Ok, so if you are dialed in with saving a large percentage of your earnings, wanting to invest on a regular basis, have scoped out some nice index funds with low fees, and want to set up a schedule of when to invest.
When do you invest? Is there a better "time" to invest than others. I'm not talking about market timing, or examining P/E ratios or anything like that. I'm saying that, with all the historical data we have, if you were to take roughly 30 people who each invested the same amount of money but each chose their "buy" date on a different day of the month (so 1st person bought on the first, 2nd person on the 2nd, etc.) would one perform better than the others if you examined the data over the last 40 years? I tried Googling this and it seems some call it "seasonality" though some also use that term for buying in certain months (times of the year as opposed to a particular day of a month). Or has the cat already got out of the bag and all of this is priced in and so time of the month doesn't matter?

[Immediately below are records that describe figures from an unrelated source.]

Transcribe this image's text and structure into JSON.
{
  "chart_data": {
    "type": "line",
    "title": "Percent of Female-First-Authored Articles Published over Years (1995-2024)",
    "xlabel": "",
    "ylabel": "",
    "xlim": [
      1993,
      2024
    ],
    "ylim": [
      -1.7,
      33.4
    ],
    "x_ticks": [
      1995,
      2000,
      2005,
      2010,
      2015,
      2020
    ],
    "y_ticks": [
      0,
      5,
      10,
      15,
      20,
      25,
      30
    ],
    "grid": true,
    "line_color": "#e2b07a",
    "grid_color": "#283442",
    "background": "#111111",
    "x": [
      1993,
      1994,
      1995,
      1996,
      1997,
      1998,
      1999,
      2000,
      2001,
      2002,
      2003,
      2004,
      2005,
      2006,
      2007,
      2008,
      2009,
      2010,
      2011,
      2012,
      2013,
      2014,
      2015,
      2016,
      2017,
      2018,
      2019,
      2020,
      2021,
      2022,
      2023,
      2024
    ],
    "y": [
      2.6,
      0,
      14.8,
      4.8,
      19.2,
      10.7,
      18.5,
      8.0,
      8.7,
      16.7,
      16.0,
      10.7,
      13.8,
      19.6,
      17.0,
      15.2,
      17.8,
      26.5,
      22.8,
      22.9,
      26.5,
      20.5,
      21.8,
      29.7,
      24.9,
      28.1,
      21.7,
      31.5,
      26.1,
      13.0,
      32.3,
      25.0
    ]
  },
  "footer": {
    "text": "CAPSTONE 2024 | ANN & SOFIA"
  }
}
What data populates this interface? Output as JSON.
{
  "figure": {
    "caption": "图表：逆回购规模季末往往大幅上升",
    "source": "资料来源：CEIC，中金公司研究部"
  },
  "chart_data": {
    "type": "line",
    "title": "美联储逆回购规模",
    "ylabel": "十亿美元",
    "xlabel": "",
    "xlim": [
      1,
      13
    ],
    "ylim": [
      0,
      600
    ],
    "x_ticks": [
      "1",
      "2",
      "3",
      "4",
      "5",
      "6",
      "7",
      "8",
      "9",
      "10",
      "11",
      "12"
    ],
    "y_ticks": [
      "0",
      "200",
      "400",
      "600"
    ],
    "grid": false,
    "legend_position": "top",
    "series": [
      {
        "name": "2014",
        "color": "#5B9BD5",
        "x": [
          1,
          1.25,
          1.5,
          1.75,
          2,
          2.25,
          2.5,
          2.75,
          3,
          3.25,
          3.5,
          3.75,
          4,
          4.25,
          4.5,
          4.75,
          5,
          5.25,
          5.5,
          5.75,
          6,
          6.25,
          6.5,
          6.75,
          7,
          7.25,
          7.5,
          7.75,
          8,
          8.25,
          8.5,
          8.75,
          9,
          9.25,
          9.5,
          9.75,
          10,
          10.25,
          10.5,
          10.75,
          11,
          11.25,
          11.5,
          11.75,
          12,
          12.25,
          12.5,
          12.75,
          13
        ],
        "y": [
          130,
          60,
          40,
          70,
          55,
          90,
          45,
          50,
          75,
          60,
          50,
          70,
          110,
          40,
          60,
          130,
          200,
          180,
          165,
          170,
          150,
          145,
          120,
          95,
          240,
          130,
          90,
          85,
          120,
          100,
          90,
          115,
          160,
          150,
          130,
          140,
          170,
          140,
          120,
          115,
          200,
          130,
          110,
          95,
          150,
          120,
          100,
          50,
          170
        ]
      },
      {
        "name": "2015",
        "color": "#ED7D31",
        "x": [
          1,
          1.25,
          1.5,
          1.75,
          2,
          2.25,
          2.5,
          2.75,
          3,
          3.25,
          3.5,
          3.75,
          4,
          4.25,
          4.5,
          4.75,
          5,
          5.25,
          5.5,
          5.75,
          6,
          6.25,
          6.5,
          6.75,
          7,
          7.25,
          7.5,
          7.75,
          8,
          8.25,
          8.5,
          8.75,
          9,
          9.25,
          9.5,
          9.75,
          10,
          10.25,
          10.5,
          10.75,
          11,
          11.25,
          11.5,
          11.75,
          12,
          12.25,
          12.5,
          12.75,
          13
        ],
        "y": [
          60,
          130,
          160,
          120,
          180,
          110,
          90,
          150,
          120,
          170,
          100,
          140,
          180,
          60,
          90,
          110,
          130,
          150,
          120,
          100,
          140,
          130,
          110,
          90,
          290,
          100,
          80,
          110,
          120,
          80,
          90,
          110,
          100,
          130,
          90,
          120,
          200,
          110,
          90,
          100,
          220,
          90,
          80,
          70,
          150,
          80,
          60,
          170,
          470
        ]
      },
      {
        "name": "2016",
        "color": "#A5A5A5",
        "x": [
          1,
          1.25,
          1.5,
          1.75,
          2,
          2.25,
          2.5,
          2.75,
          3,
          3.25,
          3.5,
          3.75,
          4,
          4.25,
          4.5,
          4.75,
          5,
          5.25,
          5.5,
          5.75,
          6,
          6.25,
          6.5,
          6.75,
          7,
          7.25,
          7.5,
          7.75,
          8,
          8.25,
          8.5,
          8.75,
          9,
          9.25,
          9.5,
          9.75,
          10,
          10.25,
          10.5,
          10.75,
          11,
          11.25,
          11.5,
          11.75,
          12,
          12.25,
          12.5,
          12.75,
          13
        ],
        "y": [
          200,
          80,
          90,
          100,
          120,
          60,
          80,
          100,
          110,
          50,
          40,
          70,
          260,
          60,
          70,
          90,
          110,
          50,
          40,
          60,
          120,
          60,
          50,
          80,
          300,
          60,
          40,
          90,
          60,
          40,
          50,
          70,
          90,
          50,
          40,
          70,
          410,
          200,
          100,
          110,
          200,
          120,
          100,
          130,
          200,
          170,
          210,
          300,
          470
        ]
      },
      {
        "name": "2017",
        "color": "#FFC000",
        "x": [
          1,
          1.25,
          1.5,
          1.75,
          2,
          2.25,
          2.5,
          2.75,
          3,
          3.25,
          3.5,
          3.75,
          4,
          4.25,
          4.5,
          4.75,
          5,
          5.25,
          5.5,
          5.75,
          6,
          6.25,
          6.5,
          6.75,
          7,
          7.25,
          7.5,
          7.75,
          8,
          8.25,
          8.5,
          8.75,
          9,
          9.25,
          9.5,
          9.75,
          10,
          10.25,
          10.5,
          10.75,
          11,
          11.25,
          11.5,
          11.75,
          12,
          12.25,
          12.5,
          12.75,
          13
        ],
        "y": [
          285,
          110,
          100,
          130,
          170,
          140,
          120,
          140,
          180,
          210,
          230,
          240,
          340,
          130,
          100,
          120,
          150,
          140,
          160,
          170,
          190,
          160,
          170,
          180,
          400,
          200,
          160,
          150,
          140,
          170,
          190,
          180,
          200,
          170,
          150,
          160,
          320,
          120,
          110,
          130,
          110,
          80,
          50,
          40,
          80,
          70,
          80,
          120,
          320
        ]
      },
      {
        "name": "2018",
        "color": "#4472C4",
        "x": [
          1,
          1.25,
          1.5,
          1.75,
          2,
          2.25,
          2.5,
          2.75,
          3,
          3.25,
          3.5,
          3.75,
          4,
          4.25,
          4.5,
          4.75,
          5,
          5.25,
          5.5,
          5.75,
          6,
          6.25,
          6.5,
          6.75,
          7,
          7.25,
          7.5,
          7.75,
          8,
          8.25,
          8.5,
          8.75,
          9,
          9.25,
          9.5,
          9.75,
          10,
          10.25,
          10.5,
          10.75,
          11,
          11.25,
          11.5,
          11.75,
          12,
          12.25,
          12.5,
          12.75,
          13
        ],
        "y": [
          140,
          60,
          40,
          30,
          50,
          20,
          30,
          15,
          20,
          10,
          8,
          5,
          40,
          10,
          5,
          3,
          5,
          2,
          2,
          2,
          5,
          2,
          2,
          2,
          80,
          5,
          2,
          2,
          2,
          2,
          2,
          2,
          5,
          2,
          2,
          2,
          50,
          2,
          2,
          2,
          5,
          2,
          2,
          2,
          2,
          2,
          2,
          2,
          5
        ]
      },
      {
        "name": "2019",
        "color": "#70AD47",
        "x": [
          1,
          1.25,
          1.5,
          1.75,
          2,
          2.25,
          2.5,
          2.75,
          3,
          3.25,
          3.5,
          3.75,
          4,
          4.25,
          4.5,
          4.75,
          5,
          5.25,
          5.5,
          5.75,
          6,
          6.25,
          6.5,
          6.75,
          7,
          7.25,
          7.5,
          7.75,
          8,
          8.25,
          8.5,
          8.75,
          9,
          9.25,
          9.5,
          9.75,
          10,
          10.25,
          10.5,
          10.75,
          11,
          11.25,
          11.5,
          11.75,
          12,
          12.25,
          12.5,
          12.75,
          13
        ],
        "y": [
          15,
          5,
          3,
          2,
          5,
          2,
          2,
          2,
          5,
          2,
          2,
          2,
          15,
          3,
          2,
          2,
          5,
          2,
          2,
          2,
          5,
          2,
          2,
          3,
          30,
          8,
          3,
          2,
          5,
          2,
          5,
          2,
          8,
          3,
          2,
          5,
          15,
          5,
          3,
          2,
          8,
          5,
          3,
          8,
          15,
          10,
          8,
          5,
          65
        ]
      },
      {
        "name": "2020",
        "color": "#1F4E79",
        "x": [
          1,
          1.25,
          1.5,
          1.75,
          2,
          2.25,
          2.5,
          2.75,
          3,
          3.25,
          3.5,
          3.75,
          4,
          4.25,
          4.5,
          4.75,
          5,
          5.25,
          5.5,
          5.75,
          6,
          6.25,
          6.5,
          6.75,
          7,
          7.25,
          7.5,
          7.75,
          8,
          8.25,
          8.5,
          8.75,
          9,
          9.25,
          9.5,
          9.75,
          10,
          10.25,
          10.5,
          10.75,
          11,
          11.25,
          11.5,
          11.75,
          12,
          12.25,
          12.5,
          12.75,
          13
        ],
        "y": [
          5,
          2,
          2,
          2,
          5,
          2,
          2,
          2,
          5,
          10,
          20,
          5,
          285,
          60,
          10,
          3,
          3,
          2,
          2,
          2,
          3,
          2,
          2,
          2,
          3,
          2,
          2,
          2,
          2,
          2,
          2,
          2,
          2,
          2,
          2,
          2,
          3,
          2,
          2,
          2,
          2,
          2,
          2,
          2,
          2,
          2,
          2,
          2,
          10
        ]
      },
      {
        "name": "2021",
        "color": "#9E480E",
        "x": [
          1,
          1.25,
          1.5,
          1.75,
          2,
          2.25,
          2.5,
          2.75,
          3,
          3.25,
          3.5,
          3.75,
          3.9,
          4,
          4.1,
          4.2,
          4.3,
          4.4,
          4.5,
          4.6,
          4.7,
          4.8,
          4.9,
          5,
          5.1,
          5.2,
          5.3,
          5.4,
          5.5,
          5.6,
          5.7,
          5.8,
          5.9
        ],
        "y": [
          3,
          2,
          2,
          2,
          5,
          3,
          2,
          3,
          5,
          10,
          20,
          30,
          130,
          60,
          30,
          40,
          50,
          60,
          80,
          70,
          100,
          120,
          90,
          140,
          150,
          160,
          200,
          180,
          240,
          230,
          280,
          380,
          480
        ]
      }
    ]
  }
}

What about time of day? Is it better to time market orders in the middle of the day, to avoid the crazy fluctuations that can happen at the beginning of the day? Is it best to avoid market orders and instead just use limit orders?
I've been investing for many years now in index funds. I've also does some individual stock investing. I know market timing is a trap, but does anyone know if it is generally better to time things by certain days of the week (Mon, Tues, etc.), certain days of the month (last day, first day, 15th), or certain times of the day (opening, closing, 1:00PM) regardless of the current state of the market?